Stuck? 4 − (−2) = 4 + 2 = 6, NOT 4 − 2 = 2. The brackets around the negative are essential.3. Open-ended challenge — design your own triangle
Many valid answers. 4 marks
3.1 Design an isosceles triangle on the coordinate plane that has (i) at least one vertex with a negative coordinate, (ii) integer coordinates for all three vertices, (iii) two equal sides each of length exactly 5 units.
Submit:
(a) The three vertex coordinates.
(b) The distance calculation for each of the three sides, showing two of them equal 5.
(c) The midpoint of the unequal side (called the "base midpoint").
How did this worksheet feel?
What I'll revisit before next class:
1.1 — (−2,5) to (4,−3)
Δx = 6, Δy = −8. d = √(36 + 64) = √100 = 10 units.
1.2 — Midpoint (−6,−4) and (10,2)
M = ((−6+10)/2, (−4+2)/2) = (2, −1).
1.3 — Find B given M(2,−1) and A(−3,4)
x_B = 2(2) − (−3) = 7; y_B = 2(−1) − 4 = −6. B = (7, −6). Check midpoint: ((−3+7)/2, (4−6)/2) = (2, −1) ✓.
1.4 — Two possible x-values
Same y so the segment is horizontal: distance = |x₂ − 1| = 13 → x₂ − 1 = ±13 → x₂ = 14 or x₂ = −12.
1.5 — Right-angled triangle
PQ = √(9 + 16) = √25 = 5. QR = √(16 + 9) = √25 = 5. PR = √(49 + 1) = √50. Pythagoras check: PQ² + QR² = 25 + 25 = 50 = PR² ✓. So angle Q is the right angle. The triangle is right-angled at Q.

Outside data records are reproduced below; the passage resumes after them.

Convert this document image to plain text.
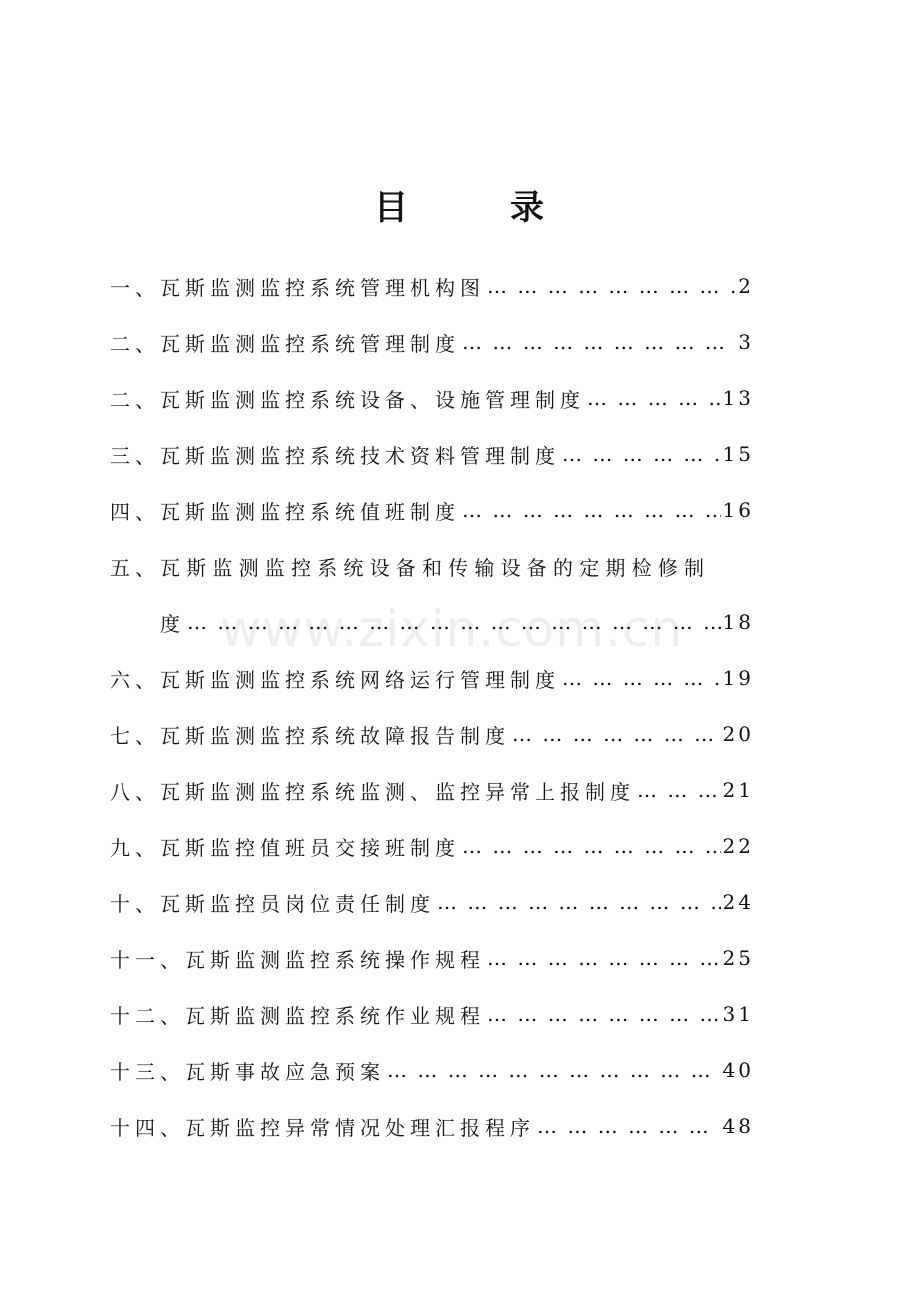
目	录
www.zixin.com.cn
一、 瓦斯监测监控系统管理机构图 … … … … … … … … … … … … … … … … … … … … … … … … … … … … … … … … … … … … … … … …	2
二、 瓦斯监测监控系统管理制度 … … … … … … … … … … … … … … … … … … … … … … … … … … … … … … … … … … … … … … … …	3
二、 瓦斯监测监控系统设备、设施管理制度 … … … … … … … … … … … … … … … … … … … … … … … … … … … … … … … … … … … … … … … …	13
三、 瓦斯监测监控系统技术资料管理制度 … … … … … … … … … … … … … … … … … … … … … … … … … … … … … … … … … … … … … … … …	15
四、 瓦斯监测监控系统值班制度 … … … … … … … … … … … … … … … … … … … … … … … … … … … … … … … … … … … … … … … …	16
五、 瓦斯监测监控系统设备和传输设备的定期检修制
度 … … … … … … … … … … … … … … … … … … … … … … … … … … … … … … … … … … … … … … … …	18
六、 瓦斯监测监控系统网络运行管理制度 … … … … … … … … … … … … … … … … … … … … … … … … … … … … … … … … … … … … … … … …	19
七、 瓦斯监测监控系统故障报告制度 … … … … … … … … … … … … … … … … … … … … … … … … … … … … … … … … … … … … … … … …	20
八、 瓦斯监测监控系统监测、监控异常上报制度 … … … … … … … … … … … … … … … … … … … … … … … … … … … … … … … … … … … … … … … …	21
九、 瓦斯监控值班员交接班制度 … … … … … … … … … … … … … … … … … … … … … … … … … … … … … … … … … … … … … … … …	22
十、 瓦斯监控员岗位责任制度 … … … … … … … … … … … … … … … … … … … … … … … … … … … … … … … … … … … … … … … …	24
十一、 瓦斯监测监控系统操作规程 … … … … … … … … … … … … … … … … … … … … … … … … … … … … … … … … … … … … … … … …	25
十二、 瓦斯监测监控系统作业规程 … … … … … … … … … … … … … … … … … … … … … … … … … … … … … … … … … … … … … … … …	31
十三、 瓦斯事故应急预案 … … … … … … … … … … … … … … … … … … … … … … … … … … … … … … … … … … … … … … … …	40
十四、 瓦斯监控异常情况处理汇报程序 … … … … … … … … … … … … … … … … … … … … … … … … … … … … … … … … … … … … … … … …	48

1.6 — Circle from a diameter
(a) Centre M = ((−2+6)/2, (1+7)/2) = (2, 4). (b) Diameter AB = √((6−(−2))² + (7−1)²) = √(64 + 36) = √100 = 10. Radius = 5 units. (c) Area = π(5)² = 25π ≈ 78.5 square units.
2 — Find the mistake
(a) Line 2.
(b) The student lost the bracket around the negative: 4 − (−2) is +6, not 4 − 2 = 2. Without the bracket the negative gets converted to a subtraction and changes the run from 6 to 2.
(c) Corrected: d = √(6² + (−4)²) = √(36 + 16) = √52 = 2√13 ≈ 7.21 units.
3 — Open-ended (sample solution)
Sample triangle: A(−3, 0), B(3, 0), C(0, 4).
Side lengths: AB = √((3−(−3))² + 0²) = 6 (base, unequal). AC = √(9 + 16) = √25 = 5 ✓. BC = √(9 + 16) = √25 = 5 ✓.
Base midpoint (of AB): ((−3+3)/2, 0) = (0, 0).
Criteria met: A has a negative x-coordinate ✓; all integer vertices ✓; AC = BC = 5 ✓.
Marking: 1 for valid integer vertices including a negative; 1 for correct distance calculations; 1 for two equal sides of length 5; 1 for the base midpoint.